Os fatos se passaram como Hermes tinha previsto. Após terem ido para a cama, Circe banhou Ulisses e o vestiu com roupas finas e lhe preparou um suntuoso banquete, mas Ulisses sentou-se numa abstração silenciosa, recusando toda a atenção. Circe acabou lhe perguntando o que estava errado, e disse-lhe que ela não poderia esperar que estivesse de corpo e alma na festa enquanto metade de sua tripulação estava chafurdando no chiqueiro. Então Circe libertou os novos porcos de seu confinamento e os untou com ungüento mágico. Seus pêlos rijos caíram e se tornaram novamente homens, porém mais jovens e mais bonitos do que tinham sido antes. Ulisses e seus homens choraram com alívio e alegria e pararam apenas quando Circe sugeriu que deveriam chamar o restante de sua companhia para que se juntassem à celebração. Ficaram com Circe por todo um ano, comendo, bebendo e se divertindo, esquecendo os percalços que tinham passado.

 

O Mundo Inferior

Eventualmente, Ulisses foi lembrado por alguns dos companheiros que talvez fosse tempo de se pensar em Ítaca. Circe avisou-o que antes de zarpar para casa deveria primeiro visitar o Mundo Inferior (ou reino dos mortos) para consultar o profeta tebano Tirésias: apenas Tirésias poderia dar-lhe instruções para seu retorno. Assim, Ulisses velejou com seu navio através do Rio de Oceano e atracou o barco perto do bosque de choupos de Perséfone. Lá, na margem, cavou uma vala na qual colocou libações aos mortos, compostas de mel, água, leite e vinho; sobre a vala cortou a garganta de um carneiro e de uma ovelha negra. Atraídos pelo cheiro de sangue, as almas dos mortos surgiram para beber, mas Ulisses sacou sua espada e os manteve a distância, esperando pelo aparecimento da alma de Tirésias. O primeiro a aparecer foi um elemento de sua tripulação, Elpenor, que tinha caído do teto da casa da Circe onde estava dormindo na manhã da partida e o qual, na ânsia dos outros em partir, tinha ficado sem enterro nem velório; Ulisses prometeu resolver este caso assim que possível. Quando Tirésias apareceu, Ulisses o deixou beber o sangue, e o profeta então disse-lhe que havia uma boa possibilidade para seu retorno a salvo para casa, mas deveria certificar-se em não pilhar o Rebanho do Sol na ilha de Trinácia; também o alertou sobre a situação que encontraria em Ítaca, onde pretendentes astutos estavam cercando sua fiel esposa Penélope.

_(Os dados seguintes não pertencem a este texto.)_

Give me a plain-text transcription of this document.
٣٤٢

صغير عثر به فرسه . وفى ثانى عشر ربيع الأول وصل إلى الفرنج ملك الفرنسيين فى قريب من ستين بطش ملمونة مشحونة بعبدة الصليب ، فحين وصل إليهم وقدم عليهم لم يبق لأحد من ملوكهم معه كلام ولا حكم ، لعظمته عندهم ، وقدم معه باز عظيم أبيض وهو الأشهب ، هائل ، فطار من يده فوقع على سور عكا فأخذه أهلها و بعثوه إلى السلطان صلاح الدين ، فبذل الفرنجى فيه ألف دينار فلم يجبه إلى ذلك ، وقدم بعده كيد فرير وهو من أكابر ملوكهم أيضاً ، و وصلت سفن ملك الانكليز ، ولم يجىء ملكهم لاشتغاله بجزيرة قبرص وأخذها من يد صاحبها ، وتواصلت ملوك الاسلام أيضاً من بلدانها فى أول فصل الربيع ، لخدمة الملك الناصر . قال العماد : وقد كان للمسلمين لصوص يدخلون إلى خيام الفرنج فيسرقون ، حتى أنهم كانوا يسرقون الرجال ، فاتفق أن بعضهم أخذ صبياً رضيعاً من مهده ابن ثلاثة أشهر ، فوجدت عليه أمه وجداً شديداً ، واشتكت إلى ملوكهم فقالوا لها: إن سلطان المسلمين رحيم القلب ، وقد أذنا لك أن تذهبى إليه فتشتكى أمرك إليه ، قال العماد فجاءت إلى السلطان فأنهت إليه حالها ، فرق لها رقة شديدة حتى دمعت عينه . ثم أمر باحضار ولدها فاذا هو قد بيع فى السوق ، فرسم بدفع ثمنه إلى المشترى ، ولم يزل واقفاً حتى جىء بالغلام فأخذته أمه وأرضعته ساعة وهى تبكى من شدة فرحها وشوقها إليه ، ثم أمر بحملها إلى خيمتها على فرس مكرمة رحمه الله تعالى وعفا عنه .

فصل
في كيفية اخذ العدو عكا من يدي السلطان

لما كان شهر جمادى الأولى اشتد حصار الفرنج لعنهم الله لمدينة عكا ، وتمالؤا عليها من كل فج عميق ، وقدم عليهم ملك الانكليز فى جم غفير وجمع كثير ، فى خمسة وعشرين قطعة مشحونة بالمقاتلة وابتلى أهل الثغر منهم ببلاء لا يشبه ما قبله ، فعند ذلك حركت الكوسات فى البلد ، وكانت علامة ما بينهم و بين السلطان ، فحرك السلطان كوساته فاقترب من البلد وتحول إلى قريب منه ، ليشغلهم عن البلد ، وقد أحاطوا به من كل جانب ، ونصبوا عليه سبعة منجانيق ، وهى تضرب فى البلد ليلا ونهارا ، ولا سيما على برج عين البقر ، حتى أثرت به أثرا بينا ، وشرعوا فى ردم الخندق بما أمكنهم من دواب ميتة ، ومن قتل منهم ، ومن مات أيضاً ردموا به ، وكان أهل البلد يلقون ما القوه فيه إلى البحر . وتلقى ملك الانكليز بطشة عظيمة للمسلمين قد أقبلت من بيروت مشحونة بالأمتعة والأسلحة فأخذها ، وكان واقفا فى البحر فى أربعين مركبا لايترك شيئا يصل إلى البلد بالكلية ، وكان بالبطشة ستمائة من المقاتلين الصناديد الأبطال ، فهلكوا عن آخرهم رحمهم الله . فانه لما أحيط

Após ter ouvido o que Tirésias poderia contar-lhe, Ulisses deixou outras almas se aproximarem e beber o sangue, o que lhes possibilitou conversar com Ulisses. A primeira que surgiu era sua velha mãe, que relatou-lhe como tinha morrido e fez um triste relato do estado lamentável de seu pai Laerte e os bravos esforços de Penélope para repelir seus pretendentes. Ulisses, tocado pelo pesar e desejando confortar tanto a si próprio como a sua mãe, tentou três vezes abraça-la, mas nas três vezes se desvaneceu entre seus braços e o deixou segurando o ar. Outras heroínas aproximaram-se e conversaram, e a seguir veio Agamenon, que contou a Ulisses sobre sua morte sangrenta, confortando-o com a idéia que Penélope nunca agiria como Clitemnestra. Aquiles também se aproximou, e Ulisses saudou-o como o homem mais afortunado que já havia vivido, um poderoso príncipe entre os vivos e os mortos. Aquiles respondeu que preferiria ser um escravo vivo do que um rei morto, mas Ulisses o consolou com notícias das façanhas de seu filho Neoptólemo, e partiu feliz.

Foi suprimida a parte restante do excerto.